They had sailed to Quarantine through an almost continual blare of every kind of noise-making instrument on the decks of every ship they passed or met. With his head at the port Polaris caught, in a sudden interval of quiet, a few words from the deck above him. He recognized the voice of Captain Scoland, talking to the mate.

"They'll come for him in a launch at Quarantine," he said. "It's all arranged. Here's the cabin key. Better take a couple of the boys to help the keepers. He might try to make trouble."

That was all—and enough!

Soon after his return to consciousness Polaris had learned that the door to the cabin where he lay was kept locked always. It had been one of his earliest causes for suspicion. Some time after midnight that night he set his powerful shoulder to that door, and pressed his weight against it. Minutes he stood there, gradually increasing the pressure, until the lock sprung in its wards with a slight snap, and the knob yielded in his twisting fingers.

The man who had brought the food had left in the cabin a few rough garments such as the sailors wore. Polaris had donned them as he occasionally left the berth in the day time. He wore them now. Had any one met him, he scarcely would have been recognized as the "madman." He had found a razor in Burleson's cabin, and had shift to shave himself cleanly. He had hacked off the most of his long hair with the same instrument, and had disposed of the evidences of his tonsorial efforts by throwing all through the port into the harbor. Around his neck he wore the necklace of Kalin.

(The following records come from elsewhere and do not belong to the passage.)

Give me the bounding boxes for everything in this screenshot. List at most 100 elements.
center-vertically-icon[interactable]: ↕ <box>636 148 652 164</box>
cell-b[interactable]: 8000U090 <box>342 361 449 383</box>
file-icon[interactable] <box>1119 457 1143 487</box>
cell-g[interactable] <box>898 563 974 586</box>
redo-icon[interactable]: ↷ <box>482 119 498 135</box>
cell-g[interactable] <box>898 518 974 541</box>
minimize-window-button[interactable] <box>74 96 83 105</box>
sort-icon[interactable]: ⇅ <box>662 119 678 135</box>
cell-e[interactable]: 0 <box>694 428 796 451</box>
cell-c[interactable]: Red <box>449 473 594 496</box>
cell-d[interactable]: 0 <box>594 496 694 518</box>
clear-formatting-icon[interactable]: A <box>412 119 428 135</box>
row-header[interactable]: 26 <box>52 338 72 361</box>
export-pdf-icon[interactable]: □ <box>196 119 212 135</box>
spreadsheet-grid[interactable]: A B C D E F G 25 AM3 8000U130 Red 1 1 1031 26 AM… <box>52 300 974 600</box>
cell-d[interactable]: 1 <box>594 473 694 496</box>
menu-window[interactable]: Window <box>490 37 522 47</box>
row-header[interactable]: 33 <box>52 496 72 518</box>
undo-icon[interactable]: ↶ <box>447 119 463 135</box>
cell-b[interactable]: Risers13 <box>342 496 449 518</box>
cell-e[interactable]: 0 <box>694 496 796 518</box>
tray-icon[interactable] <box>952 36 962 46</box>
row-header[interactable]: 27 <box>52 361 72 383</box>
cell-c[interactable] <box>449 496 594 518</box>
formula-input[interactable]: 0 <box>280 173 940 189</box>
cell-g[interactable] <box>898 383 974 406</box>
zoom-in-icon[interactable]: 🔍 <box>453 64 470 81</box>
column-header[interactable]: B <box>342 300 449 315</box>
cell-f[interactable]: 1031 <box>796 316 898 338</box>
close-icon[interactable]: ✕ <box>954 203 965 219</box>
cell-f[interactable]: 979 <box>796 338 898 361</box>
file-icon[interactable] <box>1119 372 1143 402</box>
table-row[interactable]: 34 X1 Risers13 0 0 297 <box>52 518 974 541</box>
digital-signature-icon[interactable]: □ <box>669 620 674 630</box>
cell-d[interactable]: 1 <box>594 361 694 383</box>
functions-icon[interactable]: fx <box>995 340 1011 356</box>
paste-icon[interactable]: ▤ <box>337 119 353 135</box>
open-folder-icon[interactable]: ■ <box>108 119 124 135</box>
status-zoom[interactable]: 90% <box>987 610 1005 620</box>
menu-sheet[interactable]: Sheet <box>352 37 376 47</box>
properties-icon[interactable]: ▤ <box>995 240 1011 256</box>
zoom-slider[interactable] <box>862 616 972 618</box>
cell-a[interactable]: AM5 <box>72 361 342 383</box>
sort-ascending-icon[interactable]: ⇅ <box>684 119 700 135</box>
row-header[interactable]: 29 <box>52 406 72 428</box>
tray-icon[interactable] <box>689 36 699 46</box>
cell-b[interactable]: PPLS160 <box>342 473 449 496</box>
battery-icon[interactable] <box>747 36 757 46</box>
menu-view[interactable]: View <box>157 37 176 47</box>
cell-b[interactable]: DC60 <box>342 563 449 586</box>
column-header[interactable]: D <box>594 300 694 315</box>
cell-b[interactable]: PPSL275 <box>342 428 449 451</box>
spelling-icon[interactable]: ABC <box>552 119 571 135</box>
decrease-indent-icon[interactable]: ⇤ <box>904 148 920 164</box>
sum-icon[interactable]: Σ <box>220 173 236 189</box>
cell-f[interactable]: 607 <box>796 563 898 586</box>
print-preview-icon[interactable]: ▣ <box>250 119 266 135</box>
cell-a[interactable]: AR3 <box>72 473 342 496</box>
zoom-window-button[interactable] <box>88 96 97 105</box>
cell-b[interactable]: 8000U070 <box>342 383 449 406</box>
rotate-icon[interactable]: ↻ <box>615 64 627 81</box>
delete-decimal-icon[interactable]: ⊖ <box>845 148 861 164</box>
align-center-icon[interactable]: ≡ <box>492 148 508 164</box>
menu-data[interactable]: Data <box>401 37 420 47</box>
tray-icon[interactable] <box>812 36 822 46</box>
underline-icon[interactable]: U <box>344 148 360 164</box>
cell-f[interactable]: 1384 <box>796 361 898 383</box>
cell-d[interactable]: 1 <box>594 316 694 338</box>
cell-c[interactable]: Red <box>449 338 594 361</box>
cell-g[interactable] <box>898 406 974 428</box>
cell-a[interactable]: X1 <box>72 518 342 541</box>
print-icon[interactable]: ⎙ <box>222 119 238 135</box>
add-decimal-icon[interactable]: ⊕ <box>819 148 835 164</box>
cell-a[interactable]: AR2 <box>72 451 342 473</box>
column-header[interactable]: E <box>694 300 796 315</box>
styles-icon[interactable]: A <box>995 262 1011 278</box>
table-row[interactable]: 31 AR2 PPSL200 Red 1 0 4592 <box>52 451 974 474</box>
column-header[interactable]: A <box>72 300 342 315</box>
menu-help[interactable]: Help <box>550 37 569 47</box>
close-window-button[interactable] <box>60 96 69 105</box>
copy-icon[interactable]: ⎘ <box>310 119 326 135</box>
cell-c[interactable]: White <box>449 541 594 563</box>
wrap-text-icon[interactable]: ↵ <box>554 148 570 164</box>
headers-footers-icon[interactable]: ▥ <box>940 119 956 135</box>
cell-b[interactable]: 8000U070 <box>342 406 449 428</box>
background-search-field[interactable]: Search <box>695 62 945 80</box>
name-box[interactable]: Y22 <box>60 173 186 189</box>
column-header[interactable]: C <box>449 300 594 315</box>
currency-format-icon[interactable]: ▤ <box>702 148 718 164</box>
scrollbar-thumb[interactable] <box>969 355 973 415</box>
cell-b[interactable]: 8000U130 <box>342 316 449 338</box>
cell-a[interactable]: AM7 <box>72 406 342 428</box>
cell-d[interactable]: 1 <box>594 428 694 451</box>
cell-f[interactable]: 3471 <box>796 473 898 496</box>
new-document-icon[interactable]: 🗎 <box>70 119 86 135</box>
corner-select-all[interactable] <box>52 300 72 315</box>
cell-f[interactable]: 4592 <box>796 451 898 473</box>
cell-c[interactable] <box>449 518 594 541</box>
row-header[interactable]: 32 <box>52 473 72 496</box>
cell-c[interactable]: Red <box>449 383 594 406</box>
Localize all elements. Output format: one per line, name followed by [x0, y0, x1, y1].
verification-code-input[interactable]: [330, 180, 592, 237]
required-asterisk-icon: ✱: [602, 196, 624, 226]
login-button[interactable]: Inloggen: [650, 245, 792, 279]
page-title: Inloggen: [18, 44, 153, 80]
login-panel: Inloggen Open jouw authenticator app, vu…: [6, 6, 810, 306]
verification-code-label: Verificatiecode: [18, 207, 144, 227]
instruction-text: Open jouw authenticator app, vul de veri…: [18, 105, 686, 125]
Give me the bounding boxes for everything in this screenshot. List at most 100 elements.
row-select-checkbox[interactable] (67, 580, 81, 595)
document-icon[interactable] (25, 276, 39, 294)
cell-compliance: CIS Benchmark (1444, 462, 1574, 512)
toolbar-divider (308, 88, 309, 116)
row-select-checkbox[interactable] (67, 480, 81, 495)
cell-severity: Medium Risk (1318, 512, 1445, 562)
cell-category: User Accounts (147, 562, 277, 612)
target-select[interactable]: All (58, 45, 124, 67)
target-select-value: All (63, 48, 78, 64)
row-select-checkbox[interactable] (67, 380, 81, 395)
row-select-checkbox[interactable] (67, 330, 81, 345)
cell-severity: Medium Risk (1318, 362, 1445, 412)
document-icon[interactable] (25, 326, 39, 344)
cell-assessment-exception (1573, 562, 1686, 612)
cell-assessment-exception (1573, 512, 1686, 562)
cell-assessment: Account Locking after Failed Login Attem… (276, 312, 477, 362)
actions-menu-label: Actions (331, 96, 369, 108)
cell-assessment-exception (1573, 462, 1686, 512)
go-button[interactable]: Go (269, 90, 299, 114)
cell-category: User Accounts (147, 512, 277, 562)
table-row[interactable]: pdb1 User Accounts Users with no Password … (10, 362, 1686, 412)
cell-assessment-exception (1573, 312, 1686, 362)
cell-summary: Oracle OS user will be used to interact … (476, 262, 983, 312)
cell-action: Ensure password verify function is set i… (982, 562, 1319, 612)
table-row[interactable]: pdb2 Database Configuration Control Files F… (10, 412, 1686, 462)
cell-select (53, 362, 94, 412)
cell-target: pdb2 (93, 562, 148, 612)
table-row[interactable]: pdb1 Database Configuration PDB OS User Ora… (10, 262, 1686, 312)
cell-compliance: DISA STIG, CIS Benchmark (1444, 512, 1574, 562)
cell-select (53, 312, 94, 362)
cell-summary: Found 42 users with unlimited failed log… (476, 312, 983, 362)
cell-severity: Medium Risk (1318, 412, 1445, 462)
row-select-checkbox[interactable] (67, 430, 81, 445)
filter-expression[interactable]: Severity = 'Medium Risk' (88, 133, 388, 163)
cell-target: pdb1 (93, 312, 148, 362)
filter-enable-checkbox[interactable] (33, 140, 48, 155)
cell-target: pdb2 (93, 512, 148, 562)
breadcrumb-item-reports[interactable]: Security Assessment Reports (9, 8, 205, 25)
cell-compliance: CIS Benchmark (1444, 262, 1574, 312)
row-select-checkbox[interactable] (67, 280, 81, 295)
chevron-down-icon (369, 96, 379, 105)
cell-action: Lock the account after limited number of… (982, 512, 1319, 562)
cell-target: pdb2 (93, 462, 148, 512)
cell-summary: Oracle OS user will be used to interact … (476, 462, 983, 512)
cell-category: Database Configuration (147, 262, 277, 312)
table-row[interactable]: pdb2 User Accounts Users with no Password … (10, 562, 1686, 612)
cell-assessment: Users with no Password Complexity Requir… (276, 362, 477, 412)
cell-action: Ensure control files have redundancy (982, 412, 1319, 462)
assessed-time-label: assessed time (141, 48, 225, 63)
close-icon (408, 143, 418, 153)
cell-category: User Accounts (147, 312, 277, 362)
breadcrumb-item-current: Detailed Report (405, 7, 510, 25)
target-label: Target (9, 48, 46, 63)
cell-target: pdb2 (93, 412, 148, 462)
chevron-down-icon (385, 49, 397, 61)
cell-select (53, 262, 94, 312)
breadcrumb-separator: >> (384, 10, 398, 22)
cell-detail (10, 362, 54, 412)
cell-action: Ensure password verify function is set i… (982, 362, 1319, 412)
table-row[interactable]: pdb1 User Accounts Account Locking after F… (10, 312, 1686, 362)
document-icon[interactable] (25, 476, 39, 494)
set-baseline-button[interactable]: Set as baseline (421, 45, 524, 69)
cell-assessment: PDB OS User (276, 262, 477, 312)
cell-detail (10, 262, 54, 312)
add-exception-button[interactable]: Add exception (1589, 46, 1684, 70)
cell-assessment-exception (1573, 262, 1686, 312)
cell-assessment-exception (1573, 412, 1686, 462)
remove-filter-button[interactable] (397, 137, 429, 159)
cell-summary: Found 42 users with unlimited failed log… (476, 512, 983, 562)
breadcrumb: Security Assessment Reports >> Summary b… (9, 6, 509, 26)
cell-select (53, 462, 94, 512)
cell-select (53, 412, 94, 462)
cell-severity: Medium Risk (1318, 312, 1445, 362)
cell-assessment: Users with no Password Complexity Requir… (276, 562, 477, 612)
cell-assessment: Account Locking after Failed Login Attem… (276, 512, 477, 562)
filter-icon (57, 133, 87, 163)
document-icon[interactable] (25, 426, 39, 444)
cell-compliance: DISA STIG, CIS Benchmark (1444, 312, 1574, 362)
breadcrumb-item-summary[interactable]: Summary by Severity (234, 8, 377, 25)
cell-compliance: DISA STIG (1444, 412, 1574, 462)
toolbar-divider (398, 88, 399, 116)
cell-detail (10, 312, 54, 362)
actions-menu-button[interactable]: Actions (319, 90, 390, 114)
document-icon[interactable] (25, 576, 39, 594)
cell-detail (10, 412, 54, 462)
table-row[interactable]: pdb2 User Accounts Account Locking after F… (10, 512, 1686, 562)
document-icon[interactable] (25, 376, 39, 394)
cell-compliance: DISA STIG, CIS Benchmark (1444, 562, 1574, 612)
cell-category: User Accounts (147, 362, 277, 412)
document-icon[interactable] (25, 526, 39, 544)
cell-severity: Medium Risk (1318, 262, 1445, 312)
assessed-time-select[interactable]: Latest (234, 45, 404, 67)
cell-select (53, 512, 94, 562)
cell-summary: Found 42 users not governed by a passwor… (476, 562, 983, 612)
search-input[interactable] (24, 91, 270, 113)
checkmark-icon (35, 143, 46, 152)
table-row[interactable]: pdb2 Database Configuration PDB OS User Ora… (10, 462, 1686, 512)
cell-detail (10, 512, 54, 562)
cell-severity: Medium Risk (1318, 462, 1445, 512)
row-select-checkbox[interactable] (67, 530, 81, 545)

Only a half-defined notion of what he was about to do was in his mind, but there was no fear.

He stole along the silent corridor, and gained the deck and the rail, without being observed by the lone sailor on watch near the wheel-house. Ready to his hand, it seemed, were a short length of plank and a trailing rope, attached firmly to some part of the ship, but long enough and loose enough to serve him.

With the plank under one arm he clambered over the rail and let himself down with the rope. He could not swim a stroke, but he reached the water, and with one arm over the stout bit of plank, he struck out fearlessly for the glittering skyline of the great city that lay ahead.